Bring the milk to a slow boil in medium saucepan over medium heat. Gently boil until reduced to about 1 cup, stirring frequently, about 5 minutes (or a bit longer). Whisk in the cheese. Let cheese melt slowly. Season to taste with salt and pepper.
Char the poplano chiles over flame or under the broiler until blackened. Enclose in a plastic bag for 10 minutes. (No longer than 10 minutes, don't let them steam and turn to mush.) Peel the chiles, leaving the stem intact. Cut a slit lengthwise down the side of each chile; gently remove the seeds. Keep the chiles warm while cooking the eggs. A toaster oven on low heat is perfect for this.

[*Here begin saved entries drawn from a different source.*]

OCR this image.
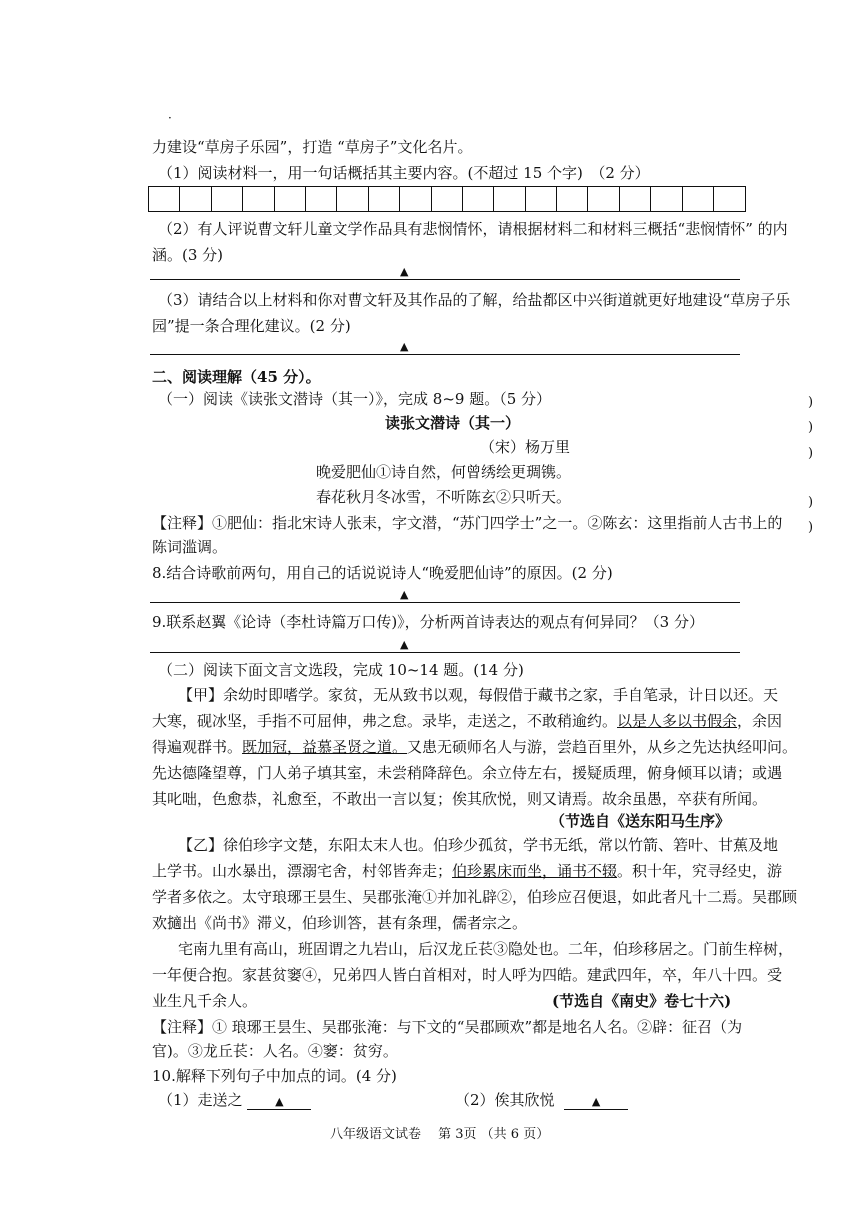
·
力建设“草房子乐园”，打造 “草房子”文化名片。
（1）阅读材料一，用一句话概括其主要内容。(不超过 15 个字)　（2 分）
（2）有人评说曹文轩儿童文学作品具有悲悯情怀，请根据材料二和材料三概括“悲悯情怀” 的内
涵。(3 分)
▲
（3）请结合以上材料和你对曹文轩及其作品的了解，给盐都区中兴街道就更好地建设“草房子乐
园”提一条合理化建议。(2 分)
▲
二、阅读理解（45 分）。
（一）阅读《读张文潜诗（其一）》，完成 8~9 题。（5 分）
读张文潜诗（其一）
（宋）杨万里
晚爱肥仙①诗自然，何曾绣绘更琱镌。
春花秋月冬冰雪，不听陈玄②只听天。
【注释】①肥仙：指北宋诗人张耒，字文潜，“苏门四学士”之一。②陈玄：这里指前人古书上的
陈词滥调。
8.结合诗歌前两句，用自己的话说说诗人“晚爱肥仙诗”的原因。(2 分)
▲
9.联系赵翼《论诗（李杜诗篇万口传)》，分析两首诗表达的观点有何异同？（3 分）
▲
（二）阅读下面文言文选段，完成 10~14 题。(14 分)
【甲】余幼时即嗜学。家贫，无从致书以观，每假借于藏书之家，手自笔录，计日以还。天
大寒，砚冰坚，手指不可屈伸，弗之怠。录毕，走送之，不敢稍逾约。以是人多以书假余，余因
得遍观群书。既加冠，益慕圣贤之道。又患无硕师名人与游，尝趋百里外，从乡之先达执经叩问。
先达德隆望尊，门人弟子填其室，未尝稍降辞色。余立侍左右，援疑质理，俯身倾耳以请；或遇
其叱咄，色愈恭，礼愈至，不敢出一言以复；俟其欣悦，则又请焉。故余虽愚，卒获有所闻。
（节选自《送东阳马生序》
【乙】徐伯珍字文楚，东阳太末人也。伯珍少孤贫，学书无纸，常以竹箭、箬叶、甘蕉及地
上学书。山水暴出，漂溺宅舍，村邻皆奔走；伯珍累床而坐，诵书不辍。积十年，究寻经史，游
学者多依之。太守琅琊王昙生、吴郡张淹①并加礼辟②，伯珍应召便退，如此者凡十二焉。吴郡顾
欢擿出《尚书》滞义，伯珍训答，甚有条理，儒者宗之。
宅南九里有高山，班固谓之九岩山，后汉龙丘苌③隐处也。二年，伯珍移居之。门前生梓树，
一年便合抱。家甚贫窭④，兄弟四人皆白首相对，时人呼为四皓。建武四年，卒，年八十四。受
业生凡千余人。	(节选自《南史》卷七十六)
【注释】① 琅琊王昙生、吴郡张淹：与下文的“吴郡顾欢”都是地名人名。②辟：征召（为
官)。③龙丘苌：人名。④窭：贫穷。
10.解释下列句子中加点的词。(4 分)
（1）走送之	▲	（2）俟其欣悦	▲
八年级语文试卷　 第 3页 （共 6 页）
)
)
)
)
)
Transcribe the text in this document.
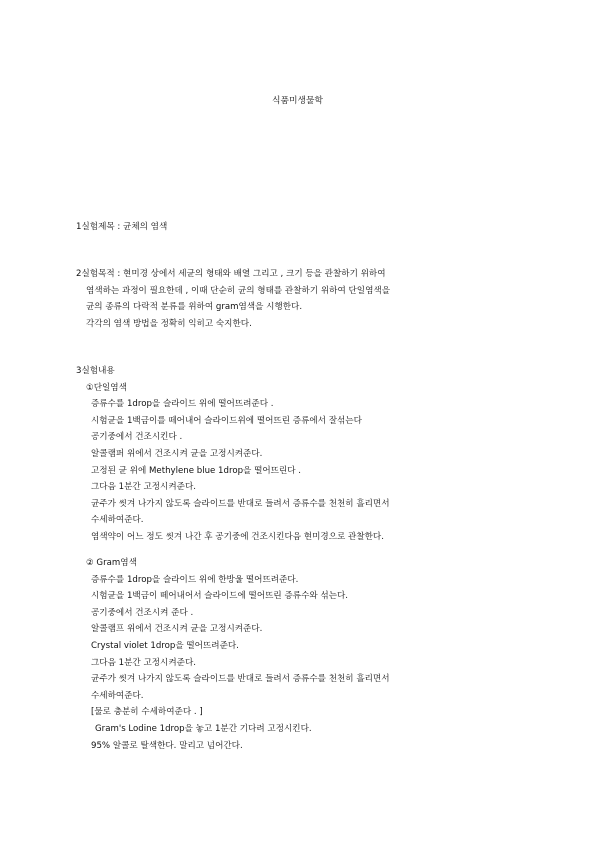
식품미생물학
1실험제목 : 균체의 염색
2실험목적 : 현미경 상에서 세균의 형태와 배열 그리고 , 크기 등을 관찰하기 위하여
염색하는 과정이 필요한데 , 이때 단순히 균의 형태를 관찰하기 위하여 단일염색을
균의 종류의 다락적 분류를 위하여 gram염색을 시행한다.
각각의 염색 방법을 정확히 익히고 숙지한다.
3실험내용
①단일염색
증류수를 1drop을 슬라이드 위에 떨어뜨려준다 .
시험균을 1백금이를 떼어내어 슬라이드위에 떨어뜨린 증류에서 잘섞는다
공기중에서 건조시킨다 .
알콜램퍼 위에서 건조시켜 균을 고정시켜준다.
고정된 균 위에 Methylene blue 1drop을 떨어뜨린다 .
그다음 1분간 고정시켜준다.
균주가 씻겨 나가지 않도록 슬라이드를 반대로 들려서 증류수를 천천히 흘리면서
수세하여준다.
염색약이 어느 정도 씻겨 나간 후 공기중에 건조시킨다음 현미경으로 관찰한다.
② Gram염색
증류수를 1drop을 슬라이드 위에 한방울 떨어뜨려준다.
시험균을 1백금이 떼어내어서 슬라이드에 떨어뜨린 증류수와 섞는다.
공기중에서 건조시켜 준다 .
알콜램프 위에서 건조시켜 균을 고정시켜준다.
Crystal violet 1drop을 떨어뜨려준다.
그다음 1분간 고정시켜준다.
균주가 씻겨 나가지 않도록 슬라이드를 반대로 들려서 증류수를 천천히 흘리면서
수세하여준다.
[물로 충분히 수세하여준다 . ]
Gram's Lodine 1drop을 놓고 1분간 기다려 고정시킨다.
95% 알콜로 탈색한다. 말리고 넘어간다.
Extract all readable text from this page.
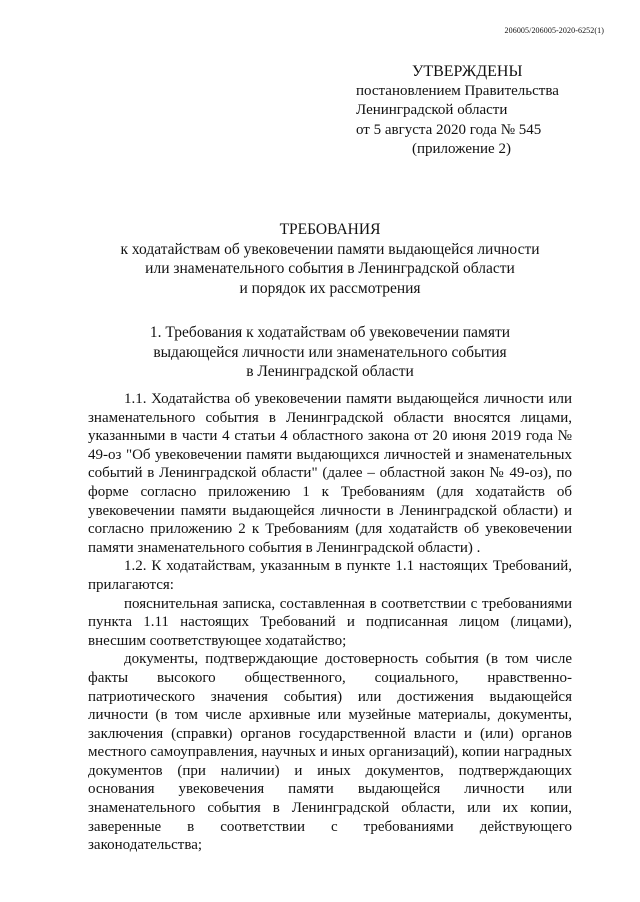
206005/206005-2020-6252(1)
УТВЕРЖДЕНЫ
постановлением Правительства
Ленинградской области
от 5 августа 2020 года № 545
(приложение 2)
ТРЕБОВАНИЯ
к ходатайствам об увековечении памяти выдающейся личности
или знаменательного события в Ленинградской области
и порядок их рассмотрения
1. Требования к ходатайствам об увековечении памяти
выдающейся личности или знаменательного события
в Ленинградской области

1.1. Ходатайства об увековечении памяти выдающейся личности или знаменательного события в Ленинградской области вносятся лицами, указанными в части 4 статьи 4 областного закона от 20 июня 2019 года № 49-оз "Об увековечении памяти выдающихся личностей и знаменательных событий в Ленинградской области" (далее – областной закон № 49-оз), по форме согласно приложению 1 к Требованиям (для ходатайств об увековечении памяти выдающейся личности в Ленинградской области) и согласно приложению 2 к Требованиям (для ходатайств об увековечении памяти знаменательного события в Ленинградской области) .

1.2. К ходатайствам, указанным в пункте 1.1 настоящих Требований, прилагаются:

пояснительная записка, составленная в соответствии с требованиями пункта 1.11 настоящих Требований и подписанная лицом (лицами), внесшим соответствующее ходатайство;

документы, подтверждающие достоверность события (в том числе факты высокого общественного, социального, нравственно-патриотического значения события) или достижения выдающейся личности (в том числе архивные или музейные материалы, документы, заключения (справки) органов государственной власти и (или) органов местного самоуправления, научных и иных организаций), копии наградных документов (при наличии) и иных документов, подтверждающих основания увековечения памяти выдающейся личности или знаменательного события в Ленинградской области, или их копии, заверенные в соответствии с требованиями действующего законодательства;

Cook the bacon in a large skillet over medium-high heat until brown and crisp. Remove bacon with a slotted spoon and drain on paper towels. Drain off the drippings from the skillet. Add butter to the skillet and melt over medium heat. Add eggs and stir gently until softly set, about 4 minutes. Mix in the bacon. Season with salt and pepper.
Spoon eggs into chiles through the slit. Arrange 1 stuffed chile on each plate. Spoon warm sauce over. Garnish with serrano pepper strips, cilantro, tortilla chips, sliced tomatoes. Serve the salsa on the side.